Dans la peau de Jacques de Darmecin

Auteur du commentaire

Jean-Christophe Duhamel
Ingénieur de recherche
CRDP (Université de Lille)

Date du commentaire

1er mai 2022

Texte du commentaire

Je sais gré à Mohammed, étudiant dont je garde un plaisant souvenir, de m’avoir écrit ce 7 février 2021 : « Je vous écris donc aujourd’hui pour vous alerter d’une utilisation frauduleuse de votre image sur LinkedIn. Cette dernière a été utilisée afin de créer un compte sous un faux nom et qui ne correspond aucunement à votre personne. Étant donné que ce profil a tout de même réussi à prendre contact avec 800 relations (dont majoritairement des professionnels de la finance partout à travers le monde), je vous en informe aujourd’hui en espérant que cela puisse éventuellement vous aider à limiter un certain nombre de soucis par l’avenir ».

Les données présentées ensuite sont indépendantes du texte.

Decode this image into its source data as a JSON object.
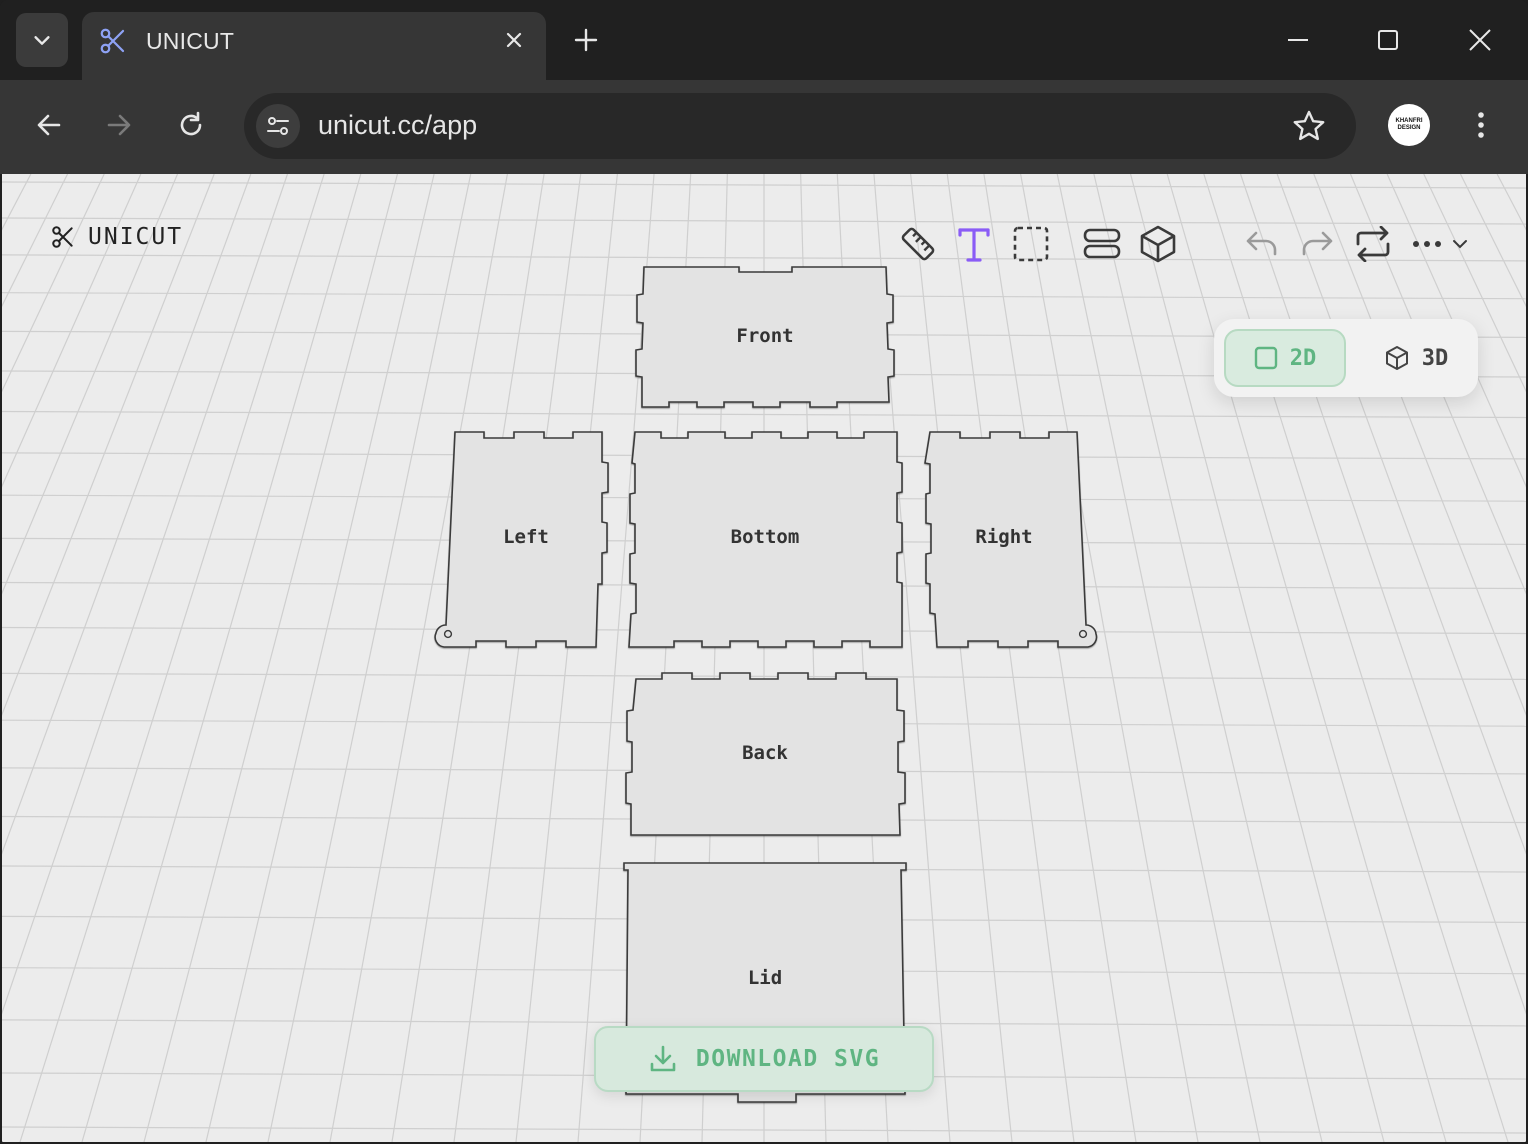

Intrigué, je me rendis sur ce réseau social professionnel, à la page d’un dénommé « Jacques de Darmecin ». Effectivement, y figurait la photographie de votre serviteur (v. image n° 1 ci-dessous), celle qu’on retrouve sur sa page professionnelle de l’Université de Lille (v. image n° 2 ci-dessous).

Jacques de Darmecin s’affirme ancien élève d’HEC, ex. « PDG indépendant » (sic), et déclare aujourd’hui travailler dans le secteur de la finance, ès qualité de « Master Data Analyst » au sein de la HSBC. Parmi la poignée de « posts » disponibles sur sa page, on trouve des messages inspirants : « Hommage à Valery Giscard d’Estaing, probablement le dernier de nos grands présidents… » ; après tout…

Malgré ces quelques éléments autobiographiques, quelques recherches sur le web ont eu vite fait de nous persuader que Jacques de Darmecin n’existerait pas. Il s’agirait vraisemblablement d’un pseudonyme, qui sonne plutôt bien avouons-le… Aucune trace de lui en ligne, excepté ladite page LinkedIn.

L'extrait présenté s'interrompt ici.